MS Research Day-Brand new treatments in MS – what’s here and what’s nearly here.

This year UCL our UCLP partner hosted the 5th Barts Research Day.They chose the venue, the format and the speakers

Professor David Miller: 



Why the drugs do not have any benefits for Primary Progressive MS?
You are quite right. Some of these drugs have been tested in Progressive MS, i.e. Betaseron, Copaxone, and we needed those trials. There is a trial on Fingolimod which is about to finish a 3 year trial - and the results will be known later this year. There is also a Natalizumab trial in secondary progressive MS which is on the way and the results will be known in another year or so. So it hasn’t be proven yet that these more potent treatments are not effective in progressive MS, they might yet be, we have to wait for these trials. The reason that you cannot rely on the effective treatments for relapsing MS in progressive MS is that it seems to have a fundamentally different mechanism. In relapsing MS, the process closely relates to immune-system lymphocytes causing targeted damage in the brain but it seems in progressive MS this is no longer primary mechanism. There is rather more diffuse inflammation within the brain itself, which involves different cells, resident cells called microglia, which become inflamed and this causes an ongoing damage to the nerve cells. It is something different and we need to understand it more. I shouldn’t say too much as there will be more talks about it as the day goes by.

Why the white blood cells are attacking our brains? Why does it happen?
It is a very good question actually. I have no idea really. I suppose you could put it in another way - what is the cause of MS? The point of the damage seems that the immune cells are coming and doing that. The question is of course, what makes them do that. Autoimmune diseases are common in our society, they maybe more common than they were years ago, it’s a phenomenon of the modern world, the way our bodies interact with the changing environment, and of course the immune system, which is normally very disciplined and organised and only fights foreign material, foreign antigens, for some reason gets a bit upset and starts attacking our own tissues, like it might be diabetes in pancreas, rheumatoid arthritis in joints, psoriasis in the skin and in MS it is the myelin. There seems to be some susceptibly factors for that, such as certain genetic factors, about 100-150 genes are linked to MS, they are weak associations but they are nearly all linked with control of the immune system. There are also some environmental triggers, which probably again are modulating the immune system, such as viral infections and low Vitamin D levels. There is however a still big gap in our knowledge – what causes MS!
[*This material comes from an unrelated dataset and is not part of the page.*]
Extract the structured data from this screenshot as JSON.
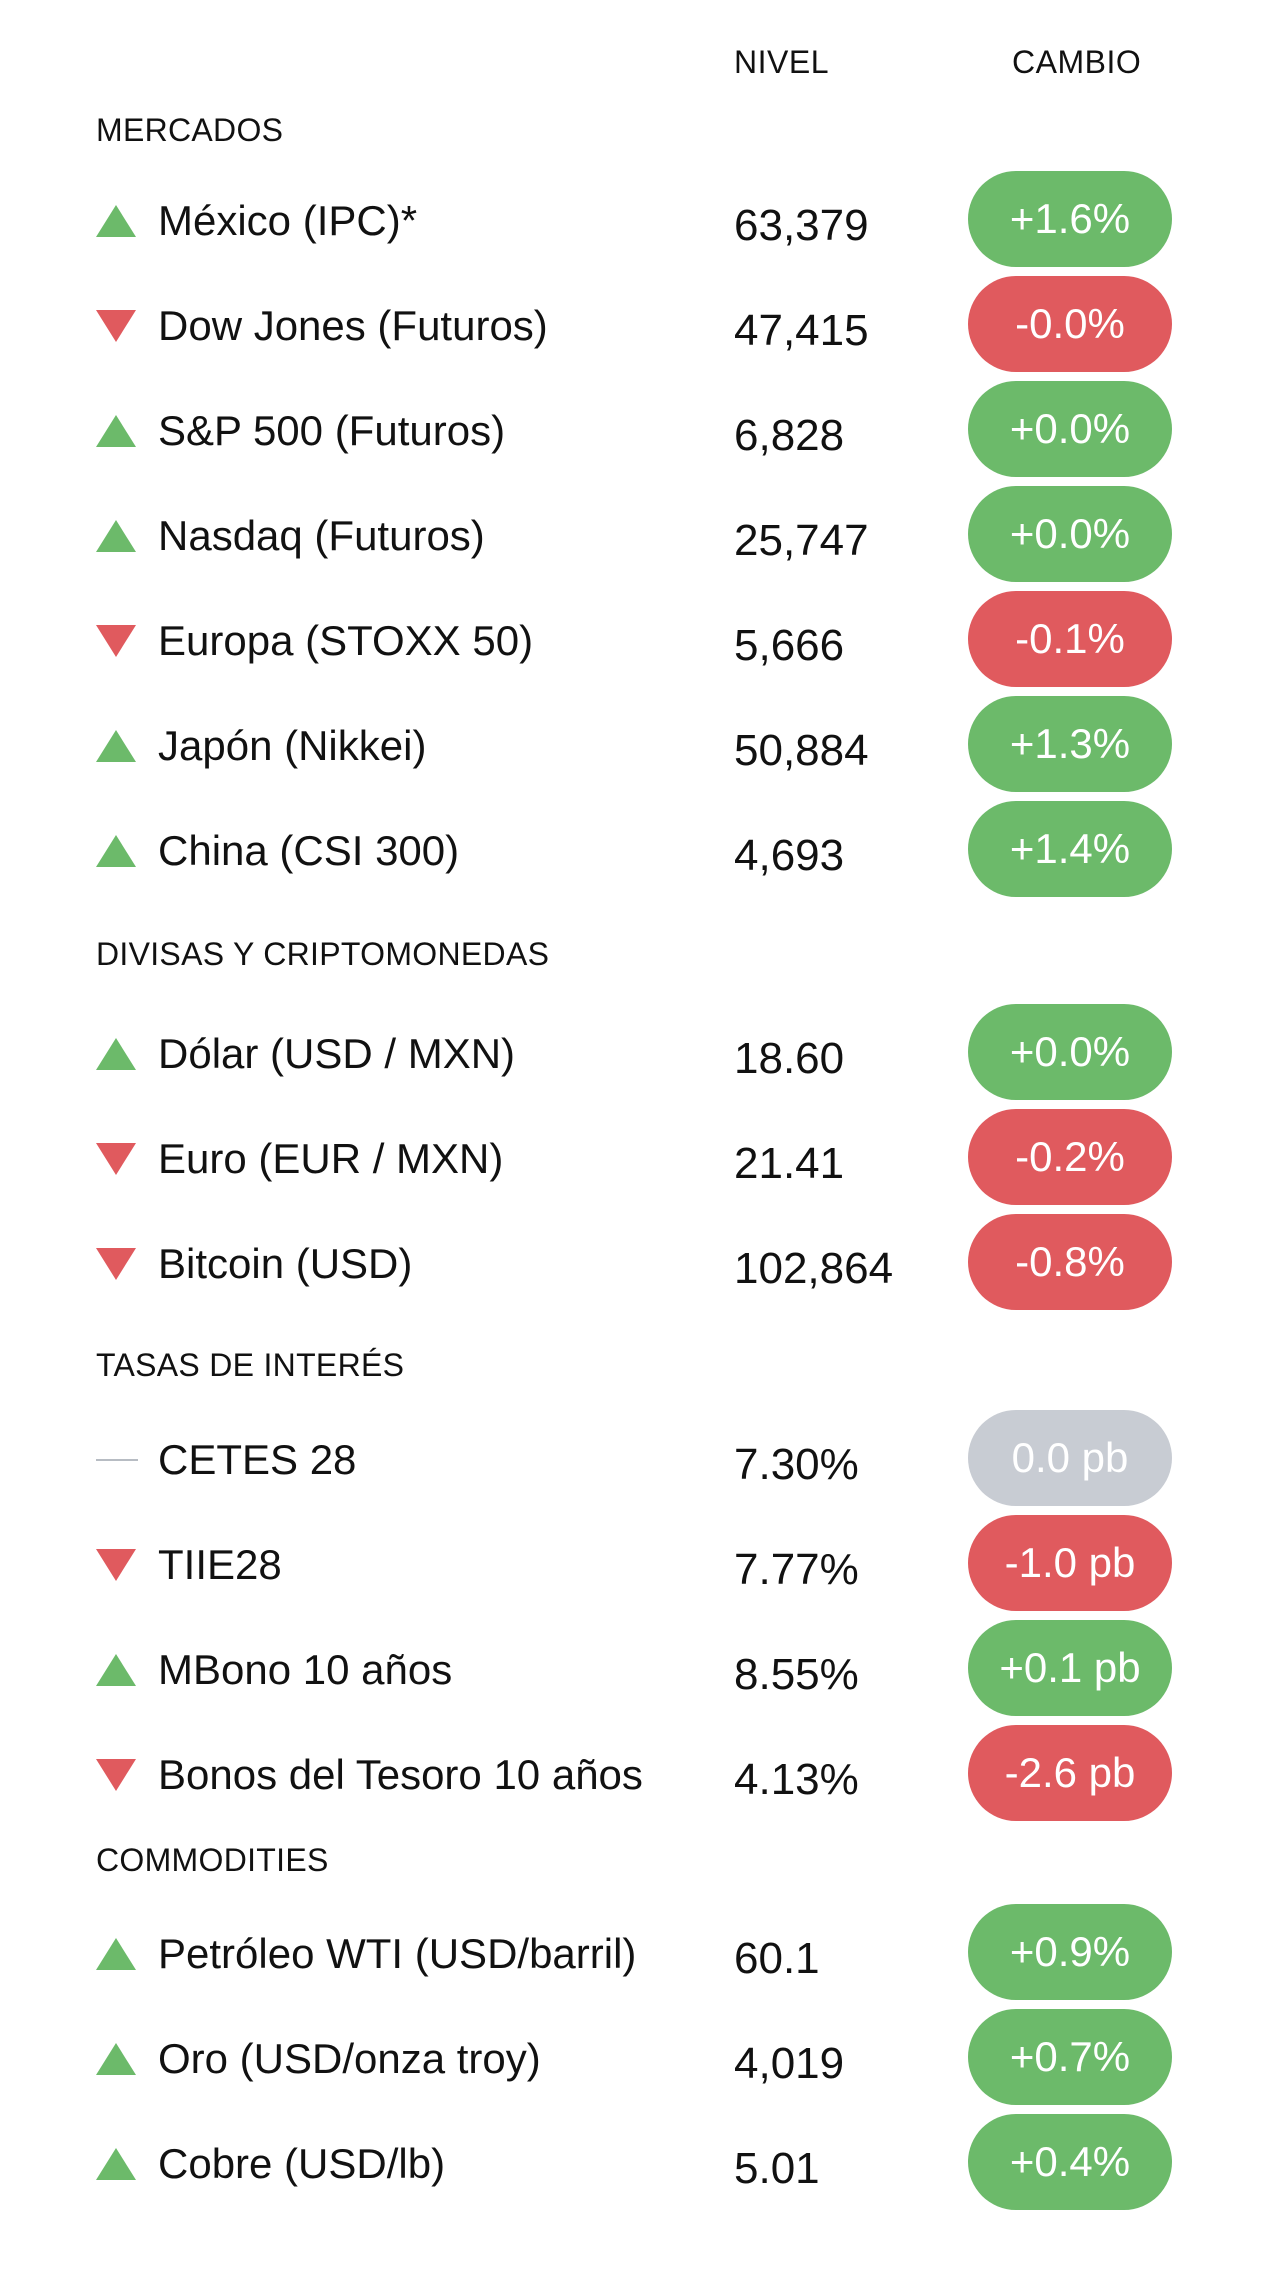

Why would we change from Tysabri to Fingolimod? What are the treatments and chances of having PML and surviving it?

In general this comes up when people who are JC positive and who have been on Tysabri for more than 2 years and then it’s deciding, and it’s a very individual decision, whether to live with the risk and it is still only one in 150-200. PML is a very serious condition if it occurs as there is no treatment for it. It has a 20% mortality. In my experience some people will want to stay on Tysabri because their MS has just changed for the better completely and I understand and support that but then sometimes people feel really concerned too and there is this option to switch. We are still in the phase of getting experience of actually the safety and risk of switching but it does seem – there are quite a lot of new reports coming out – that if it is done within about a 2 month gap in between stopping one and starting the other, it seems for most people to work pretty well.